Tuesday, August 20, 2013

Facebook CEO Mark Zuckerberg’s Page Hacked





A Palestinian unemployed Researcher Khalil Shreateh has hacked the personal page of facebook’s CEO Mark Zuckerberg. Khalil in his slightly broken English wrote the following massage on Mark’s page.

“First, sorry for breaking your privacy and post to your wallI ha[ve] no other choice to make after all the reports I sent to Facebook team.”



The break-in, detailed on Shreateh’s blog (and in several agitated posts from Facebook developers on Hacker News), has been more than a little embarrassing for Facebook.


But it’s not exactly newsworthy that Shreateh found a bug — that happens all the time. In fact, Facebook runs a program that encourages white hat hackers to find and report bugs in Facebook infrastructure in exchange for a cash reward. What is unusual is that Facebook didn’t respond to Shreateh’s initial reports about the bug, and that Shreateh then exploited it in violation of Facebook’s policies for white hat hackers.

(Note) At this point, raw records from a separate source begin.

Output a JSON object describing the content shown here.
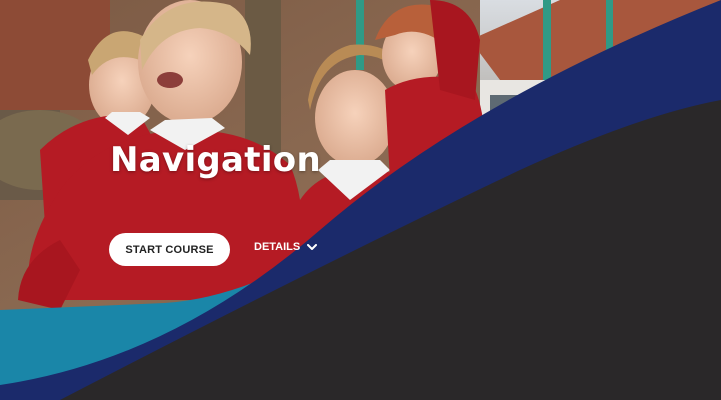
{
  "hero": {
    "title": "Navigation",
    "start_button_label": "START COURSE",
    "details_label": "DETAILS"
  },
  "icons": {
    "details_toggle": "chevron-down-icon"
  },
  "colors": {
    "navy_band": "#1b2a6b",
    "teal_band": "#1a86a8",
    "dark_panel": "#2a2829",
    "sweater_red": "#b51b24"
  }
}
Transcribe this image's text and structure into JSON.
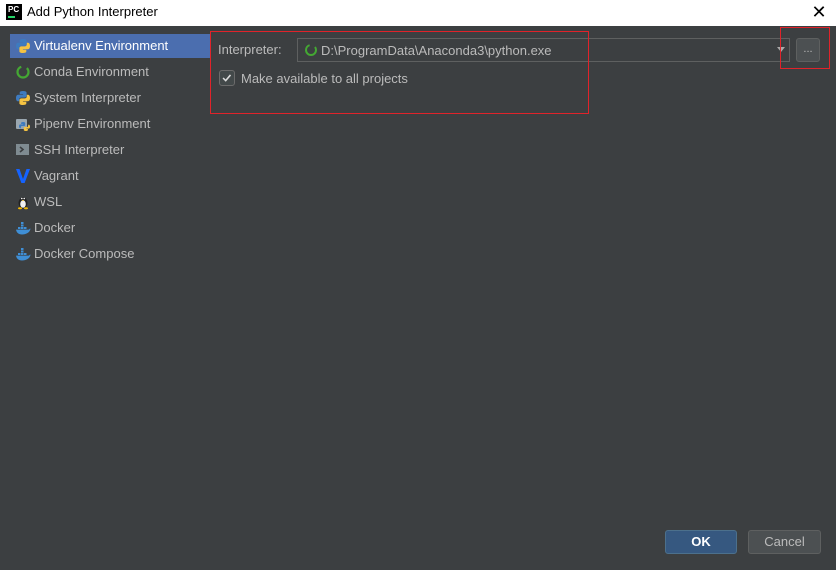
{
  "window": {
    "title": "Add Python Interpreter",
    "app_icon_text": "PC",
    "close_glyph": "✕"
  },
  "sidebar": {
    "items": [
      {
        "label": "Virtualenv Environment",
        "icon": "python-icon",
        "selected": true
      },
      {
        "label": "Conda Environment",
        "icon": "conda-icon",
        "selected": false
      },
      {
        "label": "System Interpreter",
        "icon": "python-icon",
        "selected": false
      },
      {
        "label": "Pipenv Environment",
        "icon": "pipenv-icon",
        "selected": false
      },
      {
        "label": "SSH Interpreter",
        "icon": "ssh-icon",
        "selected": false
      },
      {
        "label": "Vagrant",
        "icon": "vagrant-icon",
        "selected": false
      },
      {
        "label": "WSL",
        "icon": "linux-penguin-icon",
        "selected": false
      },
      {
        "label": "Docker",
        "icon": "docker-icon",
        "selected": false
      },
      {
        "label": "Docker Compose",
        "icon": "docker-icon",
        "selected": false
      }
    ]
  },
  "form": {
    "interpreter_label": "Interpreter:",
    "interpreter_value": "D:\\ProgramData\\Anaconda3\\python.exe",
    "browse_label": "...",
    "make_available_label": "Make available to all projects",
    "make_available_checked": true
  },
  "buttons": {
    "ok": "OK",
    "cancel": "Cancel"
  },
  "colors": {
    "background": "#3c3f41",
    "selection": "#4b6eaf",
    "text": "#bbbbbb",
    "highlight": "#e0232a",
    "ok_button": "#365880"
  }
}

Facebook has announced that the flaw, which enabled Shreateh to post onto any user’s wall, regardless of their privacy settings, has been fixed.


Shreateh, who describes himself as an unemployed security researcher with a degree in information systems, said he found a hole in Facebook’s systems that let him post to any user’s page, including users not on his Friends list.

Such an exploit would be a virtual gold mine for spammers, scam artists and others seeking to take advantage of the site’s roughly 1 billion users worldwide.